Analysis of more than a century's worth of political speeches challenges theory about how linguistic usage evolves

https://phys.org/news/2025-08-analysis-century-worth-political-speeches.html
by Aurélie Boucher, McGill University


Heatmap of the U.S. Congressional Record corpus, showing total number of words by year of speech and speaker age, after filtering out procedural speeches. Credit: Proceedings of the National Academy of Sciences (2025). DOI: 10.1073/pnas.2426815122


A study led by McGill University researchers challenges the theory that language change over time requires new generations to replace older generations of speakers. Rather, when words change meaning, speakers of all ages participate; while older speakers might take two or three years longer than their younger colleagues to adopt new word usage, in some cases they lead the way in introducing new word meanings into the common vocabulary, the researchers found.

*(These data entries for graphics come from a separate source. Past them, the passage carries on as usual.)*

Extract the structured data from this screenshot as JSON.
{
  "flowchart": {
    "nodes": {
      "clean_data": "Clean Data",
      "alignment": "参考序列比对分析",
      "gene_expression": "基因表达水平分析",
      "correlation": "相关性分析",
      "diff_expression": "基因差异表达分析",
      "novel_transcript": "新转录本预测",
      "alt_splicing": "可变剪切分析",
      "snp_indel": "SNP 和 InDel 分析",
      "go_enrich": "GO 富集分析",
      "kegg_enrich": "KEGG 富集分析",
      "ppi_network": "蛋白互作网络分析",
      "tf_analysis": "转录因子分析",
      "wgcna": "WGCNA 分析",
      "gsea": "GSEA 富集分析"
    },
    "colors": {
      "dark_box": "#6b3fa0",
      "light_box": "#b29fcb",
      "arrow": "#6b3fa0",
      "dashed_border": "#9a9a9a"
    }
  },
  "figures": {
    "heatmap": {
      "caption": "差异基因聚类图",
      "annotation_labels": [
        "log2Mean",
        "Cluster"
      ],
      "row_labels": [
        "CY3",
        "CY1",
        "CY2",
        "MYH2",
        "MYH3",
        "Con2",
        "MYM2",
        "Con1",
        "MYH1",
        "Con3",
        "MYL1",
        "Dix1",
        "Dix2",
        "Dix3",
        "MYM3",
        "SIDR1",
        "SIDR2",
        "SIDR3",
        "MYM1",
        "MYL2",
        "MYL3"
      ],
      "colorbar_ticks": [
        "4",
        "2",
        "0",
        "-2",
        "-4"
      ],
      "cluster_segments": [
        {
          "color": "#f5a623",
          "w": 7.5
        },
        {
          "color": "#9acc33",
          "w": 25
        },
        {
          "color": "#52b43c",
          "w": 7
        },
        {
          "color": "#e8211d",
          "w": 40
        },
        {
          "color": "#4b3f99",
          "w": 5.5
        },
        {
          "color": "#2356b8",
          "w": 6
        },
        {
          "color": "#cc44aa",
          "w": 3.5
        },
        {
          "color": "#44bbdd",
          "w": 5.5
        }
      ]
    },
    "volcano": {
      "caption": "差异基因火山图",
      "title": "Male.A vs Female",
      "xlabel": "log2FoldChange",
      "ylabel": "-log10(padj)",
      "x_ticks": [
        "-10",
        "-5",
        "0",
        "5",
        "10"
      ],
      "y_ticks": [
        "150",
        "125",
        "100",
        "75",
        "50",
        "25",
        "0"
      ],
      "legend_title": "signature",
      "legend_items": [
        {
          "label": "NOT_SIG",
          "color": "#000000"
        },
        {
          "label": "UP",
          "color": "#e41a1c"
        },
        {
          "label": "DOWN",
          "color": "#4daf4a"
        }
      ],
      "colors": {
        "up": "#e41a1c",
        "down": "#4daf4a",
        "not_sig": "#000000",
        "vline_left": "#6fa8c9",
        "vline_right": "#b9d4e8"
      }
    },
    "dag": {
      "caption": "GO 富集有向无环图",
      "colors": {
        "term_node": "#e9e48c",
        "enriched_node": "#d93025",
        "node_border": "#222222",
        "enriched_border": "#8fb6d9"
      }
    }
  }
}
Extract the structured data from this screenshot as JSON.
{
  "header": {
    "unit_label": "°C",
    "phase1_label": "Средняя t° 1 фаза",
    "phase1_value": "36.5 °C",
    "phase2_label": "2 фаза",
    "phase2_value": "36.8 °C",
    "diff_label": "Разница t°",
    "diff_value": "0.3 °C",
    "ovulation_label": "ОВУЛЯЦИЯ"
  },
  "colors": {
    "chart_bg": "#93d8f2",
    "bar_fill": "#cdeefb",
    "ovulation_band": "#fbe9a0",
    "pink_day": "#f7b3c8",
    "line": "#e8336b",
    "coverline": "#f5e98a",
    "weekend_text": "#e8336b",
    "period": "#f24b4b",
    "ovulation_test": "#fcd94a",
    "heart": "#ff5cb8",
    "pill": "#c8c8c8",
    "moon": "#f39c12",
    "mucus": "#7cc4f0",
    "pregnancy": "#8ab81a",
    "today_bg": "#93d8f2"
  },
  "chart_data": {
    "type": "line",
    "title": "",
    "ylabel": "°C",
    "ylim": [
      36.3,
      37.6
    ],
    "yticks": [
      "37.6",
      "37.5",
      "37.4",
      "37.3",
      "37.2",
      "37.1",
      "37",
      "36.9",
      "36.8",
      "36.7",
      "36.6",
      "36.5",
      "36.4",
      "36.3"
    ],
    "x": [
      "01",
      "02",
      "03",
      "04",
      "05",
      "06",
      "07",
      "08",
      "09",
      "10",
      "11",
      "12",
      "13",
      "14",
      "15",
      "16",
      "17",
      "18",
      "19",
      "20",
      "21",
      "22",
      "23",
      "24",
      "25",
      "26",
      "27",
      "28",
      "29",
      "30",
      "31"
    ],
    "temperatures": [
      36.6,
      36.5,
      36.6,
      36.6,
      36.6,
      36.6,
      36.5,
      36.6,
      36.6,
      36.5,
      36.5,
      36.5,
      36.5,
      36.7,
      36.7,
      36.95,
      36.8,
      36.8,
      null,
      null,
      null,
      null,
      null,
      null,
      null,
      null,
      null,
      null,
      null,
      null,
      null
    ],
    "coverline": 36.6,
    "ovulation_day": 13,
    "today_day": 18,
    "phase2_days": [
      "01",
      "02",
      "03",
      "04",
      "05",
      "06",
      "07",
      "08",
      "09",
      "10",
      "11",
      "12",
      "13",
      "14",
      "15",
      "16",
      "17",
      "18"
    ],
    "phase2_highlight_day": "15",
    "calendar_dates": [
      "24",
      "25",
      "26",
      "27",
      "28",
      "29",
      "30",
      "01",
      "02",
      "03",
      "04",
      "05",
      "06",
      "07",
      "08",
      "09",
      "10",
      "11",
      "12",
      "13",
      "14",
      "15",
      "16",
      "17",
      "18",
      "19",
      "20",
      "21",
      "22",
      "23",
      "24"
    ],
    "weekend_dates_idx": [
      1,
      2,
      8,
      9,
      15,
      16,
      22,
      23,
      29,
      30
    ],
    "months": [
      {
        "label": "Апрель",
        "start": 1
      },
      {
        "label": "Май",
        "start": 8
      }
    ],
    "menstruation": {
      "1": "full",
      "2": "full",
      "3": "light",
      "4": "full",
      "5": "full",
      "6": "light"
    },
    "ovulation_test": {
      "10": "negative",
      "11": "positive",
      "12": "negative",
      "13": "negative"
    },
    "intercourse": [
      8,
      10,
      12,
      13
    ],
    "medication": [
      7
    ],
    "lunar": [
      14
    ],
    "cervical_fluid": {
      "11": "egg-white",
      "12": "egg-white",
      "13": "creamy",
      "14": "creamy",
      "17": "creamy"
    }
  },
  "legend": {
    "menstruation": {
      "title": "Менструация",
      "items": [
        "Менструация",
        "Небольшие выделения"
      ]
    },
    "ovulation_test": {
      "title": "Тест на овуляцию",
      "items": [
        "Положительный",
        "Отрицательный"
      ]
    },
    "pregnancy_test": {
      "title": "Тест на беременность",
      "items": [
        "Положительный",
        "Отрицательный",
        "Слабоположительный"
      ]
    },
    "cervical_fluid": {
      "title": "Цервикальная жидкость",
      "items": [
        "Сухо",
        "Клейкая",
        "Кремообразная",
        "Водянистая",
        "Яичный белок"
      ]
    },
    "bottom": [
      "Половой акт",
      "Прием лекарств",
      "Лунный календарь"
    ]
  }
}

"This runs counter to general beliefs about how language evolves over time," said Gaurav Kamath, a Ph.D. student in Linguistics at McGill and the lead author on the paper published recently in the Proceedings of the National Academy of Sciences. The researchers reached their conclusion after using AI models to analyze changes in the use of more than 100 words found in 7.9 million U.S. Congressional speeches given between 1873 and 2010 by several thousand different speakers.

While it was difficult for the researchers to identify a new meaning of a word as it emerged, once a new meaning for a word was well established, they were able to look backward to see when it first appeared and to trace shifts in meanings over time.

For instance, the term "article" to refer to a part of a bill or law was a constant throughout the period 1873 to 2010. However, the use of "article" to refer to objects, while common until the 1940s, was much less so by the 1950s. Since about the 1970s, it has mainly referred to news stories.